Librairie Hachette (p. 151-155).


XVII

L’offrande des pauvres.


Le lendemain, un vieillard, suivi du plus grand nombre des habitants de Morancé, arriva au château. La marquise, levée, quoique très-fatiguée, les reçut dans son salon, à demi étendue sur une chaise longue ; elle avait le front bandé, mais le visage souriant.

« Madame la marquise, dit le vieillard en tournant son chapeau dans ses mains avec embarras, il est arrivé hier un grand malheur, et il aurait pu en arriver un bien plus grand encore, si le bon Dieu ne vous avait protégée ; nous l’avons bien remercié aussi, et puis nous avons pensé que ces pauvres petits enfants que vous soutenez, que vous aimez, sont maintenant sans asile et très-pauvres. Nous nous sommes tous réunis, madame la marquise, pour avoir une petite part dans vos bonnes actions ; les riches ont donné plus, les moins riches ont donné moins ; chacun a apporté ce qu’il pouvait ; ce n’est pas beaucoup, madame, mais, si vous vouliez bien l’accepter, ce serait un commencement pour rebâtir leur maison. »

Et le vieillard, qui s’était incliné, tendait à la marquise une lourde bourse de cuir.

Elle se leva alors, les larmes dans les yeux : ce don des pauvres, pour secourir de plus pauvres qu’eux, toucha vivement son cœur.

« Merci, mes amis, dit-elle, tendant sa main au vieillard, qui la baisa respectueusement ; merci ! Oui, je prends cet argent offert à mes protégés ; oui, je l’accepte et je vous en suis reconnaissante, et le bon Dieu, qui vous voit, vous en remercie avant moi, car ces petits sont ses enfants : vous l’avez secouru en les secourant. »

Elle posa alors la bourse sur une table et se rassit.

« Nous allons commencer par le plus pressé, continua-t-elle, et, avant de rebâtir une maison, en chercher une provisoire toute bâtie.

— Madame la marquise, j’en ai une.

— Et moi ! et moi ! crièrent plusieurs voix.

— J’irai les voir, et je choisirai la plus commode pour eux ; nous les y installerons de notre mieux, jusqu’à ce qu’on ait refait leur asile. Pour aujourd’hui et demain, je prie ceux qui ont recueilli ces chers petits enfants de ne pas les abandonner.

— Oh ! madame, nous les garderions bien toujours, » répondit-on dans la foule.

Elle les remercia encore, et toute cette rustique députation s’en alla silencieusement, le cœur joyeux d’avoir bien agi et d’avoir encore à bien faire.

Quand la marquise eut choisi dans toutes les maisons du village un petit bâtiment propre et commode, attenant à la ferme d’un paysan aisé, celui-ci ne voulut jamais consentir à ce qu’elle payât le loyer.

« Non, madame, répétait ce brave homme, Madame ne peut pas admettre que je me laisse payer un loyer qui sortira de sa bourse : je veux prendre ma part de la bonne action. Je prête une bâtisse qui ne me sert pas à grand’chose, ce n’est pas bien difficile ; Madame a déjà bien assez à faire pour le reste, sans que j’accepte un sou pour le logis. Non, not’dame, oh ! non, jamais. »

L’exemple de cette charité infatigable, la plus sainte vertu de Béatrice, avait éveillé chez les plus intéressés une pitié jusqu’alors inconnue qui tirait de la poche la mieux fermée l’argent qu’on y gardait.

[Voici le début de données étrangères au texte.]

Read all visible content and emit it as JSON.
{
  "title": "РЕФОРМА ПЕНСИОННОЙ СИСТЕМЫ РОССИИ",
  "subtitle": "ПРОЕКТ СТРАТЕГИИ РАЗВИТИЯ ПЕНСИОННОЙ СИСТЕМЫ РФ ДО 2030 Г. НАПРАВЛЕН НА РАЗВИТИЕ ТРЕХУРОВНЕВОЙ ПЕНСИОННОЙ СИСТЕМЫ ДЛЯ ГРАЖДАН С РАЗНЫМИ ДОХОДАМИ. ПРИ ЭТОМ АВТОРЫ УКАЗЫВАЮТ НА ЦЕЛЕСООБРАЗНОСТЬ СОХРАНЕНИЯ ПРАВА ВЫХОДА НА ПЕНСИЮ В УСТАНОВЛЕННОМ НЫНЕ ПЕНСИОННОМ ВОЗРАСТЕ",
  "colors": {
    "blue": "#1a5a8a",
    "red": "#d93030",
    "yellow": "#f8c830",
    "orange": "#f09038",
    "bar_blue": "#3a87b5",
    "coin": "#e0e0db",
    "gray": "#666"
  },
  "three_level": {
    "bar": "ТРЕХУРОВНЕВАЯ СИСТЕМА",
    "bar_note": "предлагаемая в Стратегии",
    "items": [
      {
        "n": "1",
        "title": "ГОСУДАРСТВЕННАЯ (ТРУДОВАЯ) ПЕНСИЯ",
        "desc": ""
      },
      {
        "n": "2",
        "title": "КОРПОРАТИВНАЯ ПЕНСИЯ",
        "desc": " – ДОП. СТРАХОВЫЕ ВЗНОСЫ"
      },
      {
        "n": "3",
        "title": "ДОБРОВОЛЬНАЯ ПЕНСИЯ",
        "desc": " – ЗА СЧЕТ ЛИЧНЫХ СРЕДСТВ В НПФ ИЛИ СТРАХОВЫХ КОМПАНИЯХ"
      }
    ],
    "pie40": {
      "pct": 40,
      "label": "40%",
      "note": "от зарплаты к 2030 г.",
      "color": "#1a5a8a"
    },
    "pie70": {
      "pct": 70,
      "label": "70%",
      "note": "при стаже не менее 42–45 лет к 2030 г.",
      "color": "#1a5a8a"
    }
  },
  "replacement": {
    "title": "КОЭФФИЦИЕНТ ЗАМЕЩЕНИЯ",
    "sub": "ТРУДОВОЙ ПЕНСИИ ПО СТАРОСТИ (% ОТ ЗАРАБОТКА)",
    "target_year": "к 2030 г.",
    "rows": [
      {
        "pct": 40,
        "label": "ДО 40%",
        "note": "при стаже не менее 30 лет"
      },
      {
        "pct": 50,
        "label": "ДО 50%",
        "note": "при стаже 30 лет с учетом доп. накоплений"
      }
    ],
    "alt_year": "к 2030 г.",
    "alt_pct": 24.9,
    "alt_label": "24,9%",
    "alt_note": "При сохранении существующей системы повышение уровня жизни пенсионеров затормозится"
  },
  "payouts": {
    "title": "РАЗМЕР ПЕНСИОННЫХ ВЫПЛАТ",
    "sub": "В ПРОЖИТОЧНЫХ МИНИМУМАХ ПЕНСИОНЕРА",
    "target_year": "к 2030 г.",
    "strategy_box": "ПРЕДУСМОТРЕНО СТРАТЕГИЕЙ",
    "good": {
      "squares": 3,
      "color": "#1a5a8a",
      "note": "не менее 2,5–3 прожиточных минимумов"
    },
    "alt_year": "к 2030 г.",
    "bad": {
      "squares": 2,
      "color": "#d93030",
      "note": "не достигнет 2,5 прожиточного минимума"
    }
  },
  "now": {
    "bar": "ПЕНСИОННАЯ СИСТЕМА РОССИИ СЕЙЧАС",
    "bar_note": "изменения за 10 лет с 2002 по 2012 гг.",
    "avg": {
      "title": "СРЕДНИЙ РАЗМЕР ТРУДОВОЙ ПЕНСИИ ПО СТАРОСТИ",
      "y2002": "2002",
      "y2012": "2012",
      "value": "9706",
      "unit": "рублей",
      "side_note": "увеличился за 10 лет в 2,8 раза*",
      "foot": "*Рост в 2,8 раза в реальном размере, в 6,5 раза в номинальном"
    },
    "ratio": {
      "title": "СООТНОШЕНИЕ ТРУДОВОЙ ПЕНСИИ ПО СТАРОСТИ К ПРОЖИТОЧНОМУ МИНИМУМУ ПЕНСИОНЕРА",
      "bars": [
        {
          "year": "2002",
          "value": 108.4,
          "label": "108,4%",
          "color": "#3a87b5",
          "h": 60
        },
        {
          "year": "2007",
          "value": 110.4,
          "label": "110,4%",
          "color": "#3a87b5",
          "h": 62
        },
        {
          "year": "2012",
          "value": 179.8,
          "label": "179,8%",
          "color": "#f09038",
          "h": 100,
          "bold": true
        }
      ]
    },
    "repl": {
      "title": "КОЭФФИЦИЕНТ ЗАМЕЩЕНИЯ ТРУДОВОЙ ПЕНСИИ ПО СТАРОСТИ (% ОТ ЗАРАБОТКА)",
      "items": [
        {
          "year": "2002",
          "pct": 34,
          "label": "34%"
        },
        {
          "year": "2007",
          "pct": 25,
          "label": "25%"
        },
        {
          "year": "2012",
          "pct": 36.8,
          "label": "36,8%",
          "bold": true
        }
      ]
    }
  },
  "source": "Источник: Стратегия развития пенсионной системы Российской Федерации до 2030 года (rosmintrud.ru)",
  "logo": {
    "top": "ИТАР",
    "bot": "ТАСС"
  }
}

L’héroïque dévouement de Béatrice dans l’incendie la faisait regarder non plus comme une bienfaitrice, mais comme un ange ; on voulait à l’envi mériter un de ses regards ou un de ces merci qu’elle disait si bien.

Les dons arrivaient de toutes parts sans qu’elle eût rien demandé pour ses enfants de l’asile ; c’étaient des couvertures, des vêtements, des sacs de farine, du vin.

« Mon Dieu ! s’écria-t-elle un jour en revenant de la maison provisoire de ses enfants, ne me laissera-t-on plus faire la charité dans ce pays ? »

On sourit autour d’elle ; on n’ignorait pas au château qu’une robe de point d’Alençon avait été rejoindre les diamants, pour subvenir aux frais d’installation du nouvel asile de ses jeunes protégés.